Да, Тони тоже учил меня плавать. Но он-то сам умел. В разгар одного такого урока все и перевернулось. Я сразу и не поняла, что произошло, хотя гром грянул в тот же вечер. Видно, провидение изо всех сил старалось предупредить меня.

В тот вечер мы были вдвоем у меня наверху: я, лежа животом на табуретке, в коротком трико и лакированных туфлях-лодочках, молотила воздух руками и ногами в стиле брасс, как велел мне мой инструктор, сам он, сидя в своем кресле и покуривая сигару, следил за моими упражнениями. "Не так резко. Не спеши", – время от времени давал он указания. Он никогда не повышал голоса, никогда не раздражался. И вот, в разгар моего заплыва, когда я гребла как каторжная – руки-ноги в стороны, спина дугой, подбородок вверх, а глаза смотрят туда, в чудесное будущее, в котором меня наконец ждут на пляже настоящие радости, а не только солнечные ванны с ожогами, выдаваемые за желанные, – в тот самый момент в коридоре и грянул гром: громовой голос, от которого я чуть не свалилась.

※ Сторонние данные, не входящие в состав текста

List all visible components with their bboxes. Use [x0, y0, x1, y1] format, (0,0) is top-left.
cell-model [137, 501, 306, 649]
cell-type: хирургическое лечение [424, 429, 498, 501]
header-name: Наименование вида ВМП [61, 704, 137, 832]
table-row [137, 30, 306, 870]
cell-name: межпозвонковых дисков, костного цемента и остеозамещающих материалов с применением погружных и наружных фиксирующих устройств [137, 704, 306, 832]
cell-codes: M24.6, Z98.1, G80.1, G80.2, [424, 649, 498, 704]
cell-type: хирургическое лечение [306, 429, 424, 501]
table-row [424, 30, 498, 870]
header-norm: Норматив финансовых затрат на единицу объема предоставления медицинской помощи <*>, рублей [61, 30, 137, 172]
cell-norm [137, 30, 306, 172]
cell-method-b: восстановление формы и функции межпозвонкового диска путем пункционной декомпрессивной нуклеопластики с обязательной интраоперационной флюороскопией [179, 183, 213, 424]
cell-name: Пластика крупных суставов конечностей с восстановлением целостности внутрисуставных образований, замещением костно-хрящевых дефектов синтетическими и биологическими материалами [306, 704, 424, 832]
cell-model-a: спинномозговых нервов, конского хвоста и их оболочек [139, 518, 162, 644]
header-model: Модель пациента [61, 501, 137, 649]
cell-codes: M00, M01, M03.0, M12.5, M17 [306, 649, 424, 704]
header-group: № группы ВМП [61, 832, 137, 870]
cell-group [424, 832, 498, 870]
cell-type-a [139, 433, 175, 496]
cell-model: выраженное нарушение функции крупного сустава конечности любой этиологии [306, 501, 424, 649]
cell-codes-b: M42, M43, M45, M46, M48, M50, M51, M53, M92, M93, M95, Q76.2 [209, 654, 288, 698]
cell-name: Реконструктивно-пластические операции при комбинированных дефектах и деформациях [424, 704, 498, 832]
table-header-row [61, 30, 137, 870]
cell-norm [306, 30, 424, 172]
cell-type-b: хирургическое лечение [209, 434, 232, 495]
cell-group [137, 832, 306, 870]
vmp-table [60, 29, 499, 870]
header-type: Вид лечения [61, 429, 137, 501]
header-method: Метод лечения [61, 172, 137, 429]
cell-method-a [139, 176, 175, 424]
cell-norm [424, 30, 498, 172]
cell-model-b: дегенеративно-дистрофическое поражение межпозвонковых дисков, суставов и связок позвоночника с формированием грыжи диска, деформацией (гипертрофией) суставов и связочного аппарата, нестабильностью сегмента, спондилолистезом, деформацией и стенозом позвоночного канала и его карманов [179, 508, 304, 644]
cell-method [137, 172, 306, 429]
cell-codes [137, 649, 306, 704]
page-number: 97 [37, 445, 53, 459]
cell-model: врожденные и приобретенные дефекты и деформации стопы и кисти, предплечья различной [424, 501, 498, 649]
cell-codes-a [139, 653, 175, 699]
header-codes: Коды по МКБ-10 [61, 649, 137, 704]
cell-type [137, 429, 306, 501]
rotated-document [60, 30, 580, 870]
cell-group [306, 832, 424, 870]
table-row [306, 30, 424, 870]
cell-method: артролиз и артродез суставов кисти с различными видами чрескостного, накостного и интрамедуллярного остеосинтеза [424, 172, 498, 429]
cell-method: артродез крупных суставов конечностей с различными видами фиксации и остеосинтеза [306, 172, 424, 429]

– Войдите! – отозвался Тони.

Я подумала, что кто-то пошутил, но дверь распахнулась, и все проклятия, какие я только заслужила за свою жизнь, явились ко мне во плоти.

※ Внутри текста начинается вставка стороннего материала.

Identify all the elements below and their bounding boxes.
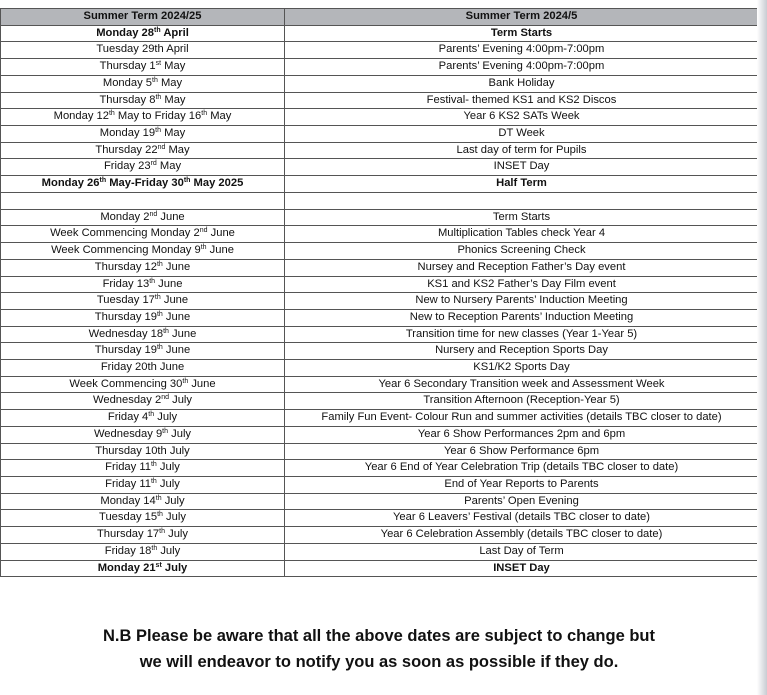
date-cell — [1, 410, 285, 427]
table-row — [1, 560, 759, 577]
date-text: Monday 12 — [53, 110, 109, 123]
date-text: Week Commencing Monday 2 — [50, 227, 200, 240]
date-ordinal-suffix: th — [159, 528, 165, 536]
event-cell: New to Reception Parents’ Induction Meeting — [285, 309, 759, 326]
event-cell: Parents’ Evening 4:00pm-7:00pm — [285, 59, 759, 76]
date-ordinal-suffix: th — [150, 461, 157, 469]
date-text: Thursday 8 — [99, 93, 156, 106]
table-row — [1, 360, 759, 377]
table-row — [1, 393, 759, 410]
date-text: June — [188, 377, 216, 390]
date-text: May — [156, 160, 182, 173]
date-cell — [1, 560, 285, 577]
date-cell — [1, 243, 285, 260]
summer-term-calendar-table — [0, 8, 759, 577]
event-cell: Bank Holiday — [285, 75, 759, 92]
event-cell: KS1 and KS2 Father’s Day Film event — [285, 276, 759, 293]
date-text: May — [207, 110, 232, 123]
date-ordinal-suffix: th — [201, 110, 208, 118]
date-cell — [1, 293, 285, 310]
date-text: June — [162, 344, 191, 357]
date-ordinal-suffix: th — [163, 327, 169, 335]
date-cell — [1, 209, 285, 226]
date-cell — [1, 376, 285, 393]
date-cell — [1, 176, 285, 193]
date-ordinal-suffix: th — [155, 93, 162, 101]
date-cell — [1, 226, 285, 243]
date-cell — [1, 259, 285, 276]
event-cell: KS1/K2 Sports Day — [285, 360, 759, 377]
event-cell: New to Nursery Parents’ Induction Meeting — [285, 293, 759, 310]
date-cell — [1, 192, 285, 209]
date-ordinal-suffix: nd — [149, 210, 158, 218]
date-ordinal-suffix: th — [162, 427, 169, 435]
date-text: April — [160, 26, 189, 39]
date-text: Friday 18 — [104, 544, 152, 557]
table-row — [1, 510, 759, 527]
date-text: May to Friday 16 — [114, 110, 202, 123]
date-cell — [1, 159, 285, 176]
date-cell — [1, 510, 285, 527]
table-row — [1, 259, 759, 276]
date-text: Thursday 17 — [96, 528, 160, 541]
date-ordinal-suffix: th — [183, 177, 191, 185]
table-row — [1, 543, 759, 560]
table-body — [1, 25, 759, 577]
table-row — [1, 343, 759, 360]
table-row — [1, 476, 759, 493]
event-cell: Parents’ Open Evening — [285, 493, 759, 510]
date-text: Friday 11 — [105, 477, 151, 490]
date-text: Thursday 19 — [94, 310, 157, 323]
table-row — [1, 75, 759, 92]
event-cell: Year 6 Celebration Assembly (details TBC closer to date) — [285, 527, 759, 544]
event-cell: Nursey and Reception Father’s Day event — [285, 259, 759, 276]
event-cell: Year 6 Leavers’ Festival (details TBC closer to date) — [285, 510, 759, 527]
event-cell: Half Term — [285, 176, 759, 193]
page-edge-shadow — [757, 0, 767, 695]
event-cell: Term Starts — [285, 209, 759, 226]
table-row — [1, 142, 759, 159]
date-ordinal-suffix: nd — [157, 143, 166, 151]
event-cell: Transition time for new classes (Year 1-Year 5) — [285, 326, 759, 343]
date-text: July — [169, 394, 193, 407]
table-row — [1, 443, 759, 460]
date-text: Week Commencing Monday 9 — [51, 244, 201, 257]
date-ordinal-suffix: th — [157, 511, 163, 519]
event-cell — [285, 192, 759, 209]
date-text: Tuesday 15 — [99, 511, 158, 524]
table-row — [1, 109, 759, 126]
event-cell: Year 6 Secondary Transition week and Assessment Week — [285, 376, 759, 393]
date-ordinal-suffix: th — [154, 294, 161, 302]
table-row — [1, 226, 759, 243]
date-text: July — [165, 528, 189, 541]
table-row — [1, 426, 759, 443]
date-ordinal-suffix: th — [154, 26, 161, 34]
date-text: Tuesday 17 — [96, 294, 155, 307]
date-text: Monday 28 — [96, 26, 155, 39]
date-text: Friday 20th June — [100, 361, 185, 374]
date-ordinal-suffix: rd — [150, 160, 157, 168]
header-event-column: Summer Term 2024/5 — [285, 9, 759, 26]
event-cell: INSET Day — [285, 159, 759, 176]
event-cell: Family Fun Event- Colour Run and summer activities (details TBC closer to date) — [285, 410, 759, 427]
table-row — [1, 326, 759, 343]
table-header-row — [1, 9, 759, 26]
date-text: July — [161, 561, 188, 574]
date-cell — [1, 476, 285, 493]
header-date-column: Summer Term 2024/25 — [1, 9, 285, 26]
date-text: June — [206, 244, 234, 257]
date-text: May — [161, 60, 186, 73]
date-text: Thursday 22 — [95, 143, 158, 156]
date-text: July — [162, 511, 186, 524]
date-text: June — [162, 310, 191, 323]
disclaimer-note-line-1: N.B Please be aware that all the above dates are subject to change but — [102, 627, 655, 645]
date-text: June — [157, 210, 185, 223]
date-text: May — [161, 93, 186, 106]
date-text: Thursday 1 — [99, 60, 156, 73]
table-row — [1, 493, 759, 510]
date-cell — [1, 543, 285, 560]
date-text: Wednesday 2 — [92, 394, 162, 407]
date-cell — [1, 460, 285, 477]
table-row — [1, 176, 759, 193]
date-text: Thursday 12 — [94, 260, 157, 273]
date-text: July — [157, 544, 181, 557]
table-row — [1, 125, 759, 142]
date-ordinal-suffix: th — [156, 310, 163, 318]
date-cell — [1, 125, 285, 142]
event-cell: Nursery and Reception Sports Day — [285, 343, 759, 360]
date-cell — [1, 326, 285, 343]
table-row — [1, 460, 759, 477]
date-cell — [1, 59, 285, 76]
date-ordinal-suffix: th — [151, 544, 158, 552]
date-text: Thursday 19 — [94, 344, 157, 357]
date-text: May — [160, 126, 186, 139]
event-cell: Year 6 Show Performances 2pm and 6pm — [285, 426, 759, 443]
date-cell — [1, 309, 285, 326]
date-ordinal-suffix: st — [155, 561, 162, 569]
date-text: Monday 19 — [99, 126, 156, 139]
date-text: Week Commencing 30 — [69, 377, 183, 390]
date-text: June — [162, 260, 191, 273]
date-text: May 2025 — [190, 177, 244, 190]
event-cell: Year 6 Show Performance 6pm — [285, 443, 759, 460]
table-row — [1, 92, 759, 109]
date-ordinal-suffix: th — [155, 126, 161, 134]
event-cell: Term Starts — [285, 25, 759, 42]
date-text: Wednesday 18 — [88, 327, 164, 340]
date-text: June — [155, 277, 183, 290]
date-cell — [1, 443, 285, 460]
date-text: June — [168, 327, 197, 340]
table-row — [1, 376, 759, 393]
table-row — [1, 25, 759, 42]
date-text: July — [161, 494, 185, 507]
date-cell — [1, 360, 285, 377]
date-cell — [1, 393, 285, 410]
date-text: Friday 4 — [107, 411, 149, 424]
table-row — [1, 276, 759, 293]
event-cell: Year 6 KS2 SATs Week — [285, 109, 759, 126]
date-text: Wednesday 9 — [93, 427, 163, 440]
event-cell: Year 6 End of Year Celebration Trip (details TBC closer to date) — [285, 460, 759, 477]
table-row — [1, 243, 759, 260]
event-cell: Last day of term for Pupils — [285, 142, 759, 159]
date-text: Monday 5 — [102, 76, 153, 89]
date-cell — [1, 42, 285, 59]
table-row — [1, 42, 759, 59]
date-text: May — [157, 76, 183, 89]
table-row — [1, 527, 759, 544]
date-text: May-Friday 30 — [106, 177, 184, 190]
table-row — [1, 410, 759, 427]
date-cell — [1, 142, 285, 159]
date-ordinal-suffix: th — [148, 411, 155, 419]
date-ordinal-suffix: st — [155, 60, 162, 68]
date-cell — [1, 92, 285, 109]
event-cell: End of Year Reports to Parents — [285, 476, 759, 493]
date-text: Monday 21 — [97, 561, 156, 574]
date-ordinal-suffix: nd — [161, 394, 169, 402]
event-cell: Last Day of Term — [285, 543, 759, 560]
table-row — [1, 309, 759, 326]
date-cell — [1, 426, 285, 443]
date-cell — [1, 343, 285, 360]
table-row — [1, 159, 759, 176]
date-ordinal-suffix: th — [150, 477, 157, 485]
date-ordinal-suffix: th — [152, 76, 158, 84]
date-text: Tuesday 29th April — [96, 43, 189, 56]
table-row — [1, 209, 759, 226]
date-text: Monday 14 — [100, 494, 156, 507]
date-text: July — [156, 477, 180, 490]
table-row — [1, 192, 759, 209]
date-ordinal-suffix: th — [156, 344, 163, 352]
date-ordinal-suffix: th — [155, 494, 162, 502]
date-cell — [1, 109, 285, 126]
date-ordinal-suffix: nd — [199, 227, 208, 235]
date-ordinal-suffix: th — [200, 244, 207, 252]
date-ordinal-suffix: th — [99, 177, 107, 185]
table-row — [1, 293, 759, 310]
date-text: Monday 2 — [100, 210, 150, 223]
date-text: June — [207, 227, 235, 240]
table-row — [1, 59, 759, 76]
date-text: Thursday 10th July — [95, 444, 190, 457]
date-text: Friday 11 — [105, 461, 151, 474]
date-ordinal-suffix: th — [149, 277, 156, 285]
date-text: June — [160, 294, 189, 307]
event-cell: DT Week — [285, 125, 759, 142]
event-cell: INSET Day — [285, 560, 759, 577]
date-ordinal-suffix: th — [156, 260, 163, 268]
date-text: July — [156, 461, 180, 474]
date-ordinal-suffix: th — [108, 110, 115, 118]
event-cell: Parents’ Evening 4:00pm-7:00pm — [285, 42, 759, 59]
date-ordinal-suffix: th — [182, 377, 189, 385]
date-cell — [1, 493, 285, 510]
date-cell — [1, 527, 285, 544]
date-text: Monday 26 — [41, 177, 100, 190]
date-text: July — [168, 427, 192, 440]
event-cell: Transition Afternoon (Reception-Year 5) — [285, 393, 759, 410]
date-text: Friday 23 — [103, 160, 151, 173]
date-cell — [1, 75, 285, 92]
date-cell — [1, 276, 285, 293]
disclaimer-note-line-2: we will endeavor to notify you as soon as possible if they do. — [139, 653, 619, 671]
date-cell — [1, 25, 285, 42]
date-text: May — [165, 143, 190, 156]
event-cell: Multiplication Tables check Year 4 — [285, 226, 759, 243]
date-text: Friday 13 — [102, 277, 150, 290]
event-cell: Phonics Screening Check — [285, 243, 759, 260]
date-text: July — [154, 411, 178, 424]
event-cell: Festival- themed KS1 and KS2 Discos — [285, 92, 759, 109]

На пороге стоял Джитсу, а рядом с ним – какая-то девка; ее надо описать поподробнее, иначе весь мой дальнейший рассказ покажется сплошным враньем, а сама я – слегка чокнутой. Ее общий вид: деревенщина, настоящая, типичнейшая деревенщина, карикатура на деревенщину. В общем-то, она заявилась с какой-то фермы, и это не выдумка. Волосы грязные. И грязи было много, потому что много было и волос – черных, как у цыганки. Глаз не было видно, потому что она уставилась в пол, точно ей хотелось только одного – провалиться так, чтобы никто и никогда ее больше не видел Возраст – двенадцать лет, а может, двадцать, а может, и все сто. Косметики никакой; старое бесформенное пальто было ей велико и скрывало все остальное, кроме ступней. На самом деле она моложе меня на три года – это я узнала уже потом Добавьте к этой картине холщовые туфли на веревочной подошве (их было бы впору обменять на любую обувку с первой попавшейся помойки), соломенную шляпу времен моей бабушки, разваливающийся картонный чемодан, перевязанный веревкой, – и можете смело рыдать. Поставь ее перед большим, во весь рост, зеркалом – и будет копия "Двух сироток"; но даже в единственном экземпляре она вызывала дурноту.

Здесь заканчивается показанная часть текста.